Cem · 25/06/2011 at 00:08
We are still waiting for blog post. 🙂 As I said please refer something to start at least.
Michael Chang · 20/12/2011 at 22:11
I’d just like to mention that blogs and wiki entries are not a replacement for real documentation. I understand that you want to get code out to the community as soon as possible, which is good, even if it means that the code comes before the documentation. But eventually documentation must follow, and it should be versioned, kept up-to-date, and be thorough. Example: I’m STILL trying to figure out how to deploy my WAR to Jetty and setup a virtual host. No matter what I do I always get the default test page. Google for “jetty virtual host” and the most relevant info points back to the Eclipse Jetty wiki which is not thorough enough. Seems like no one on the planet has ever set up virtual hosting in Jetty if you consider Google to be authoritative. I don’t mean to offend, I just wanted to get that off my chest.
gregw · 21/12/2011 at 00:40
Michael,
Why do you consider wiki documentation not real documentations? Do you want us to write a book? Virtual hosts configuration is explained at http://wiki.eclipse.org/Jetty/Howto/Configure_Virtual_Hosts and the standard jetty deployment also has a commented out virtual host configuration for the test webapp.

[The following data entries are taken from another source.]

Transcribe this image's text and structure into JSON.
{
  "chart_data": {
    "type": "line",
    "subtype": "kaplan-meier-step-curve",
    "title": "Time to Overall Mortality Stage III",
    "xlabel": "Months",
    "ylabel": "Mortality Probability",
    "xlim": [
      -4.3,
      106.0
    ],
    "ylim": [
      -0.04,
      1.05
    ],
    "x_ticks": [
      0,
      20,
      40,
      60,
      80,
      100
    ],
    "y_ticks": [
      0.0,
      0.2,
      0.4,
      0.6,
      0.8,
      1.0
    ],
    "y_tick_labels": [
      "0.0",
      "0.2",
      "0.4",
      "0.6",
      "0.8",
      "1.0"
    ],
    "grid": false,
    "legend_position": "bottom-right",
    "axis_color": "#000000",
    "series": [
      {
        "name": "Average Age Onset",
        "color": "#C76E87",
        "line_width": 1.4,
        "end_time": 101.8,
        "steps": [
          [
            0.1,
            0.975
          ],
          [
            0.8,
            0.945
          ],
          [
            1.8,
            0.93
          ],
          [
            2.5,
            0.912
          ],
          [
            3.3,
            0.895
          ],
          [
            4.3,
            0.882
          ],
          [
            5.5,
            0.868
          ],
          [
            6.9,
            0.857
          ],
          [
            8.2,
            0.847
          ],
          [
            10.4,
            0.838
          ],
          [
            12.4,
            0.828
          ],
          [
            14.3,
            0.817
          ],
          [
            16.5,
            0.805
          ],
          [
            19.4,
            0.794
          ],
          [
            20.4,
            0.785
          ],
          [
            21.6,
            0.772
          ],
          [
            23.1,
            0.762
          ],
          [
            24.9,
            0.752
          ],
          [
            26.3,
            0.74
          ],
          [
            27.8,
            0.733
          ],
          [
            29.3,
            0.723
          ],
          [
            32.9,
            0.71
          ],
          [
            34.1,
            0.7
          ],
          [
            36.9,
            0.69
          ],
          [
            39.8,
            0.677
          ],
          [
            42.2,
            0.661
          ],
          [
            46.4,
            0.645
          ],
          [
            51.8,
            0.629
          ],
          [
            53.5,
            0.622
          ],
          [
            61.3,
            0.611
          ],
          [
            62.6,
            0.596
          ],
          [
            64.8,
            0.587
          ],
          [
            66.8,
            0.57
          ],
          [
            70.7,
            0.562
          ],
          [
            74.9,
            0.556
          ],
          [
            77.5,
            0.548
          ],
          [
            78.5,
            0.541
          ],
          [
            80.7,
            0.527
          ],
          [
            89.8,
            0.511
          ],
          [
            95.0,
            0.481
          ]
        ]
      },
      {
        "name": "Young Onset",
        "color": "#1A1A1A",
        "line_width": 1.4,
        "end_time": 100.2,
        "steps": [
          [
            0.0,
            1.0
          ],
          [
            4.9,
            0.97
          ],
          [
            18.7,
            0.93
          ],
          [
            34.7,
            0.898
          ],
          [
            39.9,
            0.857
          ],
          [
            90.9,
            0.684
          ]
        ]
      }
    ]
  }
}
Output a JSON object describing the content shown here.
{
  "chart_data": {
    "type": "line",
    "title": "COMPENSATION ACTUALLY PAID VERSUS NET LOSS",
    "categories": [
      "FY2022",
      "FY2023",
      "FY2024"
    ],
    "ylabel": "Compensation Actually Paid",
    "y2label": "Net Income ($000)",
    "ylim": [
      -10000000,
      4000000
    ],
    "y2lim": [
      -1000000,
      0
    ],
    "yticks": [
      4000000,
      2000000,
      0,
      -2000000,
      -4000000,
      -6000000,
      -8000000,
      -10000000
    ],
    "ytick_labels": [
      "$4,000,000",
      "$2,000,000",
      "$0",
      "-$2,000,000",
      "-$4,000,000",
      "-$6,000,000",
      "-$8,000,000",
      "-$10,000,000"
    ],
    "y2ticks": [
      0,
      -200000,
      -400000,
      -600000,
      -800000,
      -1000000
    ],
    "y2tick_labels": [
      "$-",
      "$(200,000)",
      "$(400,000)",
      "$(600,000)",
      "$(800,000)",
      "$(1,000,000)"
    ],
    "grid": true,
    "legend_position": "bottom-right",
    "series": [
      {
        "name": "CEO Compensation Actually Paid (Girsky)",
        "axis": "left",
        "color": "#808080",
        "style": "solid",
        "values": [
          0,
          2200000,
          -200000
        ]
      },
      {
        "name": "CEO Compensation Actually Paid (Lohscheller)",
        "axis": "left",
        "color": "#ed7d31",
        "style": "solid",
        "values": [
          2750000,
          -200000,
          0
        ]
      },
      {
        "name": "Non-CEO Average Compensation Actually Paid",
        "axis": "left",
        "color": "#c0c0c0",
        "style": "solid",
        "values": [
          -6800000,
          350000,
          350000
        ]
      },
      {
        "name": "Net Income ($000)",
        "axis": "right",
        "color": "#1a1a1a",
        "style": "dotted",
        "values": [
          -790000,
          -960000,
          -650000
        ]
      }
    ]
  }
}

If you have having problems, then you can ask for help on the mailing lists, on IRC or open an issue to track them.
Failing that, you can purchase a support contract from http://www.webtide.com at great value and that would also help support the project so we can continue to improve the documentation.
gregw · 08/04/2011 at 21:30
I should also note that the other new feature in Jetty 7.4 is support for -06 draft of websockets
Vineet · 21/04/2011 at 18:21
How to run Jetty as a windows service? Please help
Bob Obringer · 29/04/2011 at 16:42
Are these changes going to make 8.0.0-M3?
If so… when can we expect that? The Overlay deployer is going to be a game changer for us. Greatly looking forward to it! Well done guys…
Free Trade · 29/07/2011 at 09:17
Is there any document about this? , I need the documentation about Jetty Nest
gregw · 01/08/2011 at 05:00
Only http://download.eclipse.org/jetty/stable-7/apidocs/org/eclipse/jetty/nested/NestedJettyServlet.html
But there is a full example in the source code under test-jetty-nested which you can use as a base to work from.